Thanks to my primary school teacher parents, I entered my MFA program with teaching experience. In middle school, I began volunteering and tutoring in classrooms and libraries across the U.S. and I kept that up throughout college. As an undergrad, I spent two summers abroad teaching and writing about my experiences in the Volta Region of Ghana and the Shanghai region of China. Despite all that, I was nervous when I stepped into my classroom on the first day of the semester. I was a newly minted first year MFA student and suddenly, I was leading a group of students as someone “knowledgeable” in my field.
Looking out over those fifteen students who were staring blankly back at me, I was grateful for my week of pre-teaching pedagogy training when my professor asked, “What will your first words to your students be when you walk into your classroom? What impression do you want to make?”
The semester put me through the wringer. Between difficult personal relationships, Trump’s election, and trying to establish a rigorous writing schedule for myself, there were days when I had no desire to feign enthusiasm for my students. But I, like all teachers the world over, pushed through those tough days to work towards a higher goal—always aiming to excite my students with words.

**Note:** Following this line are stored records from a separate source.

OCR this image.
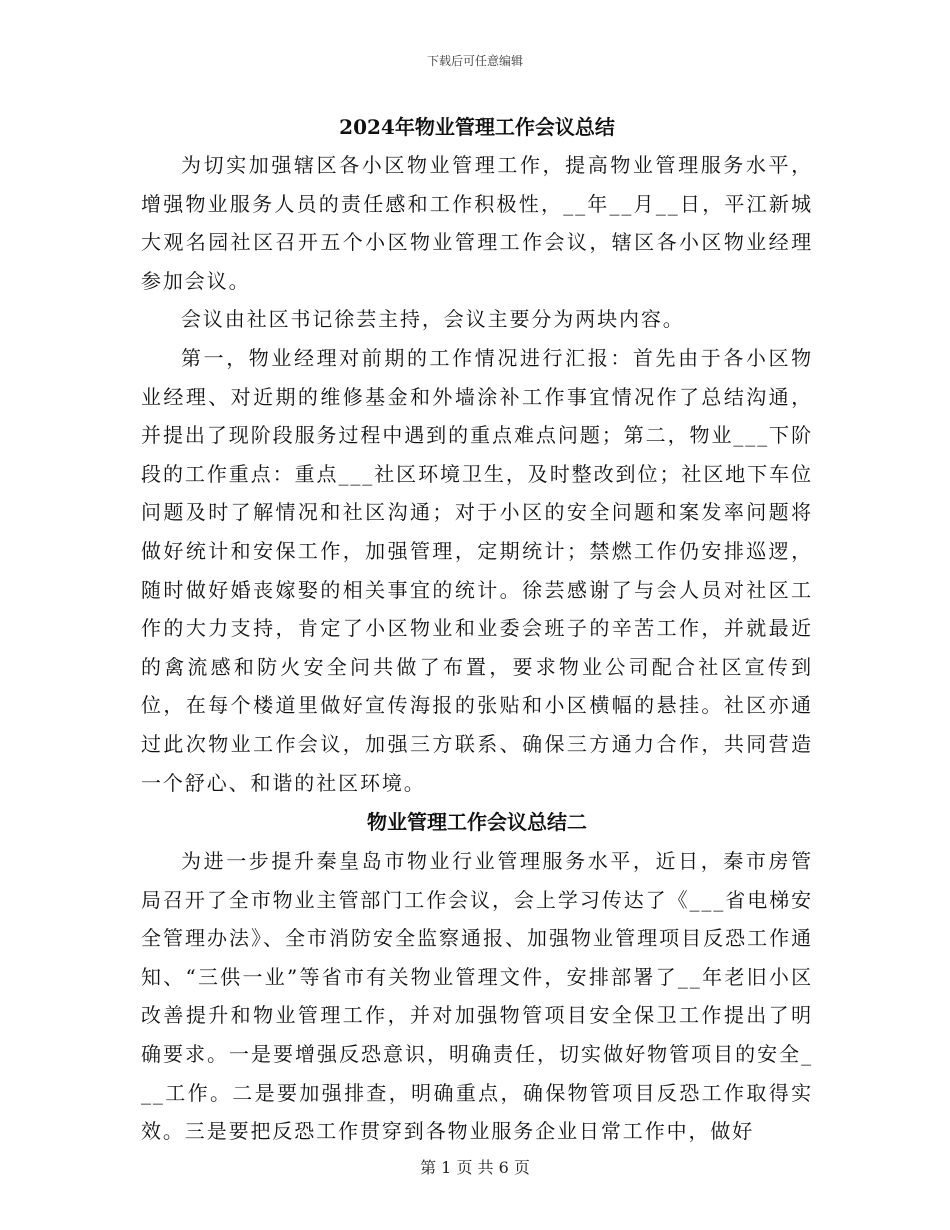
下载后可任意编辑
2024年物业管理工作会议总结

为切实加强辖区各小区物业管理工作，提高物业管理服务水平，增强物业服务人员的责任感和工作积极性，__年__月__日，平江新城大观名园社区召开五个小区物业管理工作会议，辖区各小区物业经理参加会议。

会议由社区书记徐芸主持，会议主要分为两块内容。

第一，物业经理对前期的工作情况进行汇报：首先由于各小区物业经理、对近期的维修基金和外墙涂补工作事宜情况作了总结沟通，并提出了现阶段服务过程中遇到的重点难点问题；第二，物业___下阶段的工作重点：重点___社区环境卫生，及时整改到位；社区地下车位问题及时了解情况和社区沟通；对于小区的安全问题和案发率问题将做好统计和安保工作，加强管理，定期统计；禁燃工作仍安排巡逻，随时做好婚丧嫁娶的相关事宜的统计。徐芸感谢了与会人员对社区工作的大力支持，肯定了小区物业和业委会班子的辛苦工作，并就最近的禽流感和防火安全问共做了布置，要求物业公司配合社区宣传到位，在每个楼道里做好宣传海报的张贴和小区横幅的悬挂。社区亦通过此次物业工作会议，加强三方联系、确保三方通力合作，共同营造一个舒心、和谐的社区环境。

物业管理工作会议总结二

为进一步提升秦皇岛市物业行业管理服务水平，近日，秦市房管局召开了全市物业主管部门工作会议，会上学习传达了《___省电梯安全管理办法》、全市消防安全监察通报、加强物业管理项目反恐工作通知、“三供一业”等省市有关物业管理文件，安排部署了__年老旧小区改善提升和物业管理工作，并对加强物管项目安全保卫工作提出了明确要求。一是要增强反恐意识，明确责任，切实做好物管项目的安全___工作。二是要加强排查，明确重点，确保物管项目反恐工作取得实效。三是要把反恐工作贯穿到各物业服务企业日常工作中，做好

第 1 页 共 6 页
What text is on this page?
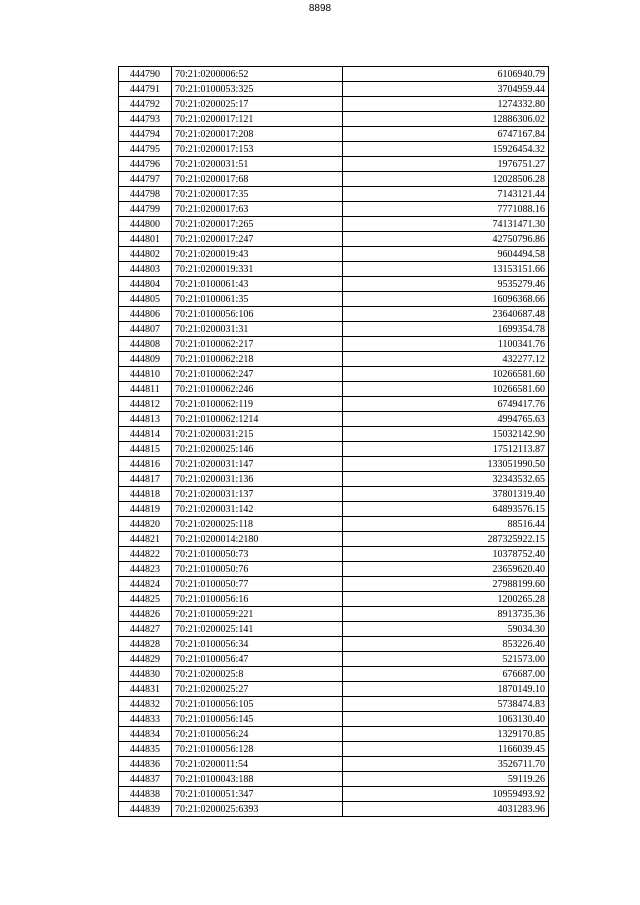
8898
444790	70:21:0200006:52	6106940.79
444791	70:21:0100053:325	3704959.44
444792	70:21:0200025:17	1274332.80
444793	70:21:0200017:121	12886306.02
444794	70:21:0200017:208	6747167.84
444795	70:21:0200017:153	15926454.32
444796	70:21:0200031:51	1976751.27
444797	70:21:0200017:68	12028506.28
444798	70:21:0200017:35	7143121.44
444799	70:21:0200017:63	7771088.16
444800	70:21:0200017:265	74131471.30
444801	70:21:0200017:247	42750796.86
444802	70:21:0200019:43	9604494.58
444803	70:21:0200019:331	13153151.66
444804	70:21:0100061:43	9535279.46
444805	70:21:0100061:35	16096368.66
444806	70:21:0100056:106	23640687.48
444807	70:21:0200031:31	1699354.78
444808	70:21:0100062:217	1100341.76
444809	70:21:0100062:218	432277.12
444810	70:21:0100062:247	10266581.60
444811	70:21:0100062:246	10266581.60
444812	70:21:0100062:119	6749417.76
444813	70:21:0100062:1214	4994765.63
444814	70:21:0200031:215	15032142.90
444815	70:21:0200025:146	17512113.87
444816	70:21:0200031:147	133051990.50
444817	70:21:0200031:136	32343532.65
444818	70:21:0200031:137	37801319.40
444819	70:21:0200031:142	64893576.15
444820	70:21:0200025:118	88516.44
444821	70:21:0200014:2180	287325922.15
444822	70:21:0100050:73	10378752.40
444823	70:21:0100050:76	23659620.40
444824	70:21:0100050:77	27988199.60
444825	70:21:0100056:16	1200265.28
444826	70:21:0100059:221	8913735.36
444827	70:21:0200025:141	59034.30
444828	70:21:0100056:34	853226.40
444829	70:21:0100056:47	521573.00
444830	70:21:0200025:8	676687.00
444831	70:21:0200025:27	1870149.10
444832	70:21:0100056:105	5738474.83
444833	70:21:0100056:145	1063130.40
444834	70:21:0100056:24	1329170.85
444835	70:21:0100056:128	1166039.45
444836	70:21:0200011:54	3526711.70
444837	70:21:0100043:188	59119.26
444838	70:21:0100051:347	10959493.92
444839	70:21:0200025:6393	4031283.96
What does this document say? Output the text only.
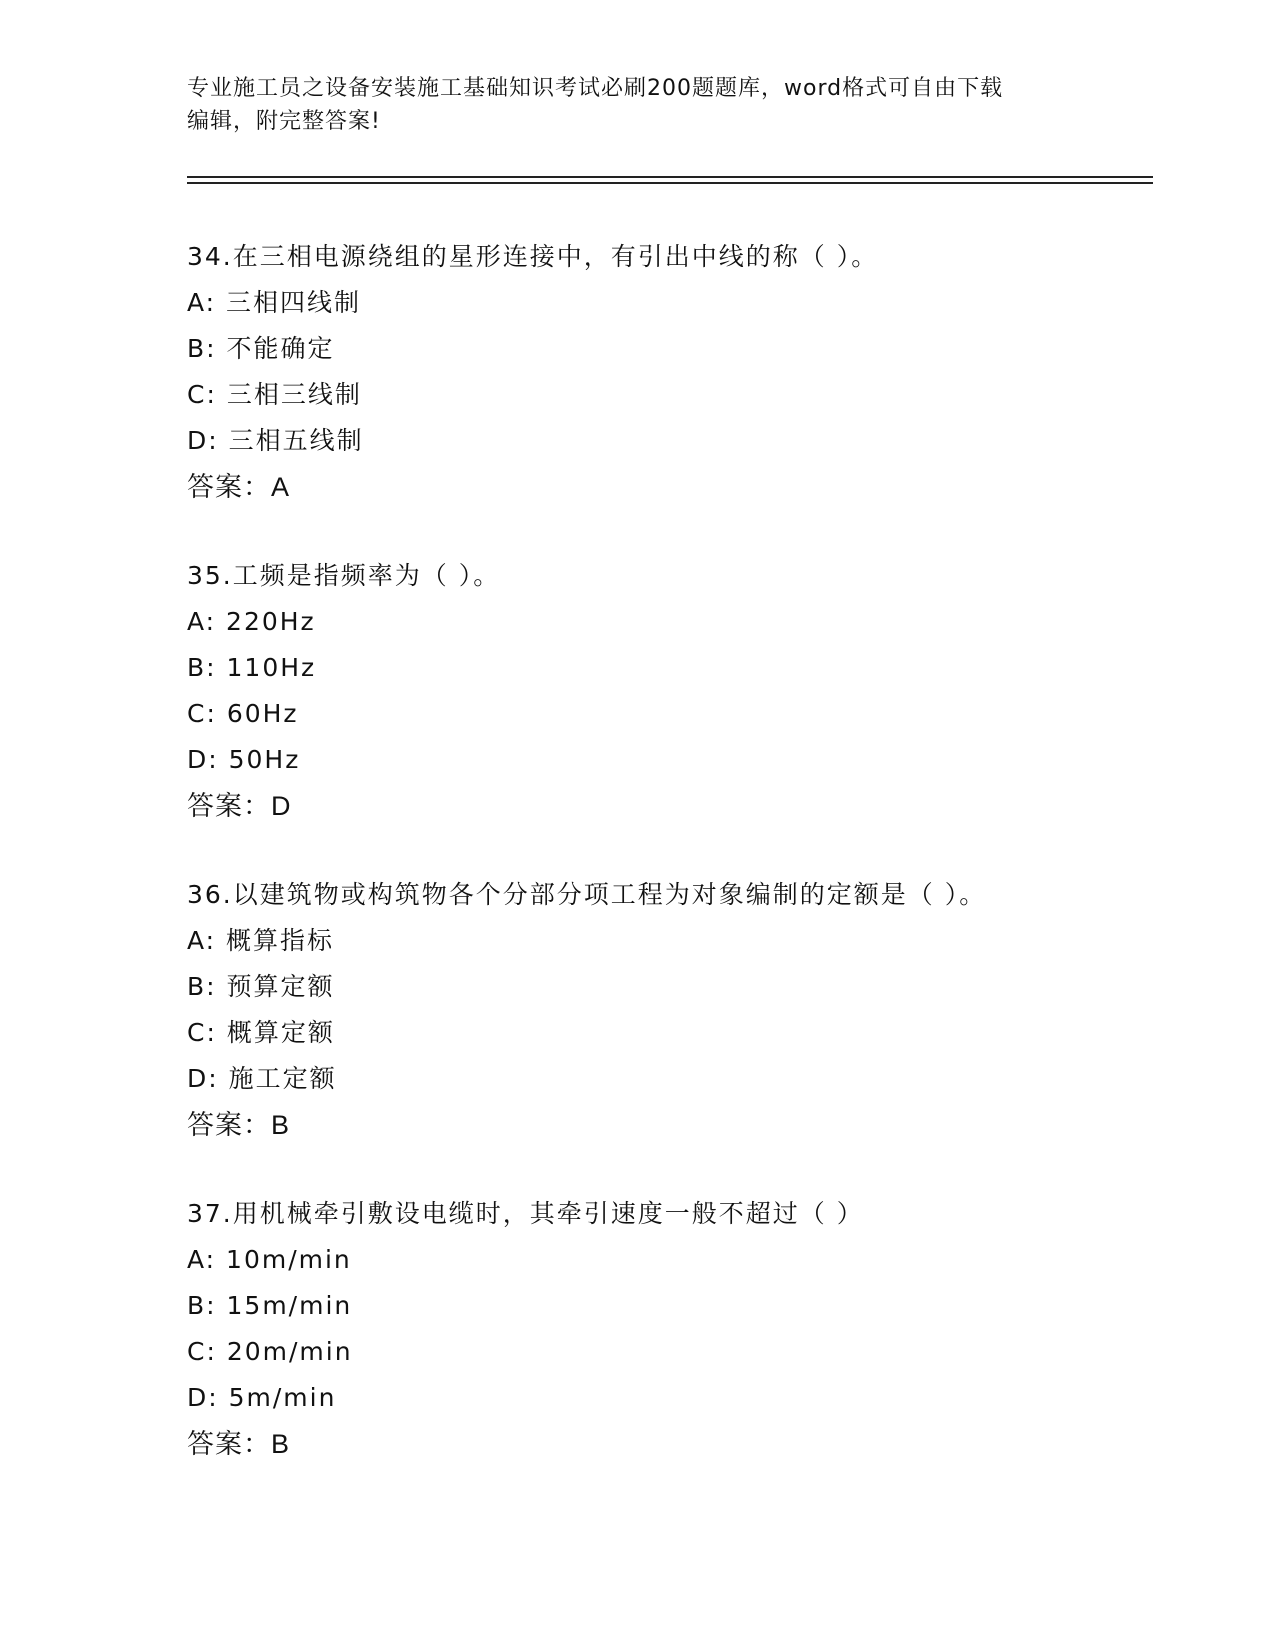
专业施工员之设备安装施工基础知识考试必刷200题题库，word格式可自由下载
编辑，附完整答案!
34.在三相电源绕组的星形连接中，有引出中线的称（ ）。
A: 三相四线制
B: 不能确定
C: 三相三线制
D: 三相五线制
答案：A
35.工频是指频率为（ ）。
A: 220Hz
B: 110Hz
C: 60Hz
D: 50Hz
答案：D
36.以建筑物或构筑物各个分部分项工程为对象编制的定额是（ ）。
A: 概算指标
B: 预算定额
C: 概算定额
D: 施工定额
答案：B
37.用机械牵引敷设电缆时，其牵引速度一般不超过（ ）
A: 10m/min
B: 15m/min
C: 20m/min
D: 5m/min
答案：B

Overall, my first semester went well. My professor said I had established a clear rapport of respect with my students. They occasionally expressed their interests or delight. It wasn’t perfect, but I hit it off with a few and vainly hoped that the rest didn’t hate me. So, once my student OCQs (Online Course Questionnaires) came back, it was only with slight trepidation that I opened the reports. In total, only four people responded. I skimmed through the responses quickly. Some of the questions used to evaluate me included:
- How clearly were course learning goals and objectives communicated to you?
- How effectively was class time used to help you learn?
- How likely would you be to recommend this course with this instructor?
I was receiving mostly high remarks (Very likely, likely, very effective, effective) except for a response in which I was consistently ranked the lowest score. In my arrogance (innocence?), I thought there must have been some sort of mistake—perhaps a computer fluke that gave bum answers. I held onto that hope until I reached this note:
“Gionni is the least understanding teacher I have ever had in my life. She views the class as if it is the ONLY class us college students are enrolled in and treated most of with high disrespect… As a teacher, she set many unrealistic goals and made students feel highly uncomfortable in the classroom while forcing them to share things that they did not necessarily want to. As a person, Gionni is not someone who gels well with others and failed to create a positive, personal bond with any of the students in our section. From the beginning, she has been a power hungry and controlling TA that not one person enjoys to be in the classroom with…”
While I was reading this note (which has several ellipses because it was even longer), I went through a series of emotions: outrage, frustration, shame, doubt, indignation, embarrassment. It amazed me, actually, how embarrassed I was by this student’s critique. Stranger still, I told everyone I knew—reading the response aloud to my friends and peers and parents. Perhaps if I told enough people it could all become a bad joke. Perhaps I just needed the reassurance that always followed: it was unfounded accusations, the student was being hyperbolic, it shouldn’t be taken seriously.
Still, I was disappointed because, ultimately, I failed this student. I was unable to connect with them and apparently was so abrasive that they were not able to take a single positive thing from the course.
In many ways, teaching at a university is much like teaching anywhere else—some days the conversation flows like molten gold. Other days it’s pulling gold caps off teeth. There were, however, challenges I was not expecting, either because I imagined differently or had never encountered them before.
- College students can be harsh.
- The type of room you’re assigned changes the class’s energy.
- Teaching under a professor can leave you creatively frustrated.
- It can be difficult to speak authoritatively outside your genre.
- Your students may not care about writing.
I’ll touch on these problems in my next post and share some tips I picked up along the way for dealing with these concerns.
For my second semester, I received thankful notes from my students by email and handwritten on their final projects: “Thanks for making this class so enjoyable. It’s because of you that I feel I’ve really improved as a writer. It’s because of you that I will continue on to the next level of fiction… I hope it can take me places.”
Now there’s the golden nugget that’ll keep me motivated in this new year.